Elisabeth Zemp Stutz: Pour ce qui est d’Adam et Eve, la différence réside dans la séduction.

C’est donc la première distribution des rôles: la femme en tant que séductrice incitatrice au péché?

Effectivement, nous avons là déjà une catégorisation des sexes puisque l’acte qui mène à l’exclusion du Paradis est attribué à Eve. Mais revenons à la différence: elle existe à plusieurs niveaux. Sur le plan génétique et biologique, et pour le développement corporel et les fonctions de l’organisme, comme par exemple le métabolisme ou le système hormonal. Il y a aussi beaucoup de différences qui ont leurs origines dans les comportements culturels et sociétaux, au niveau de l’interprétation, de la manière d’agir ou du choix de la profession par exemple. Souvent, les deux domaines sont étroitement liés et difficilement dissociables.

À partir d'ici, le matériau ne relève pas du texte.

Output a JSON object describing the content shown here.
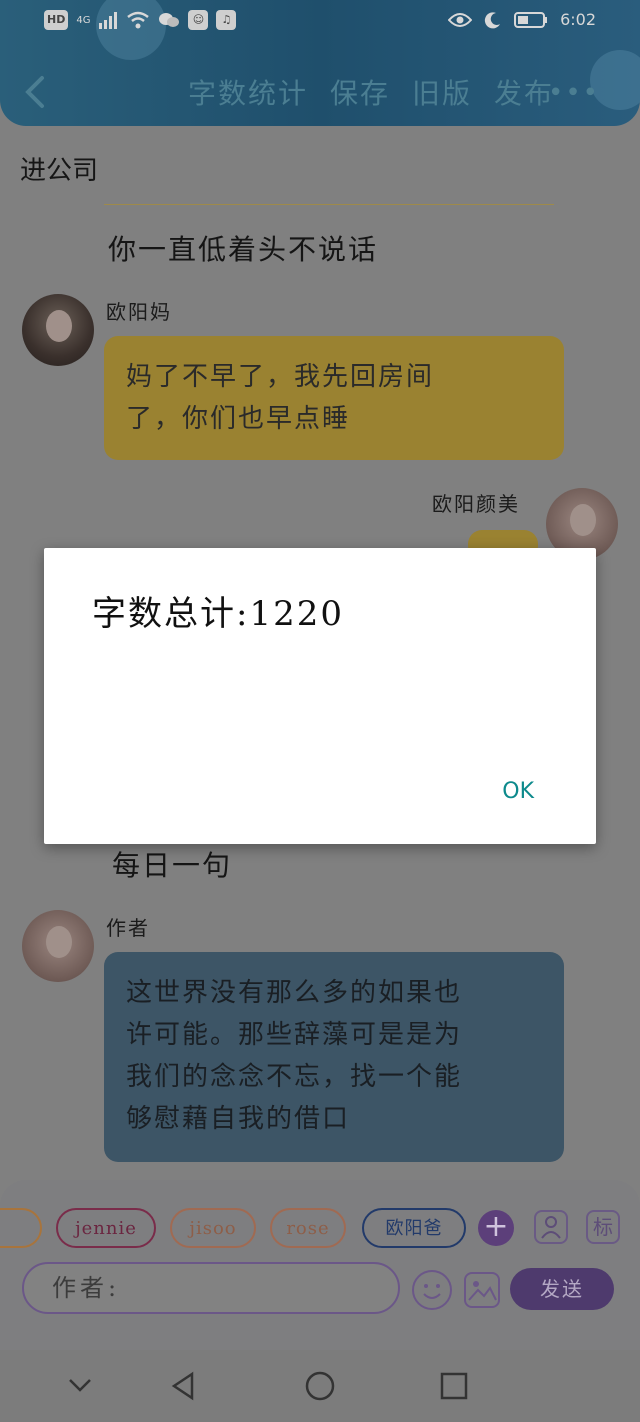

Est-ce que les différences entre hommes et femmes se sont amenuisées, entre autres grâce à certaines mesures politiques?

Les mesures politiques ont pour objectif d’obtenir une égalité entre les hommes et les femmes. Dans le domaine de la santé, les possibilités d’appliquer cette égalité sont plus limitées. Par exemple, on ne peut pas répartir équitablement une grossesse entre l’homme et la femme... Mais les chances doivent être les mêmes au niveau de la santé, et ceci peut être obtenu par des mesures politiques.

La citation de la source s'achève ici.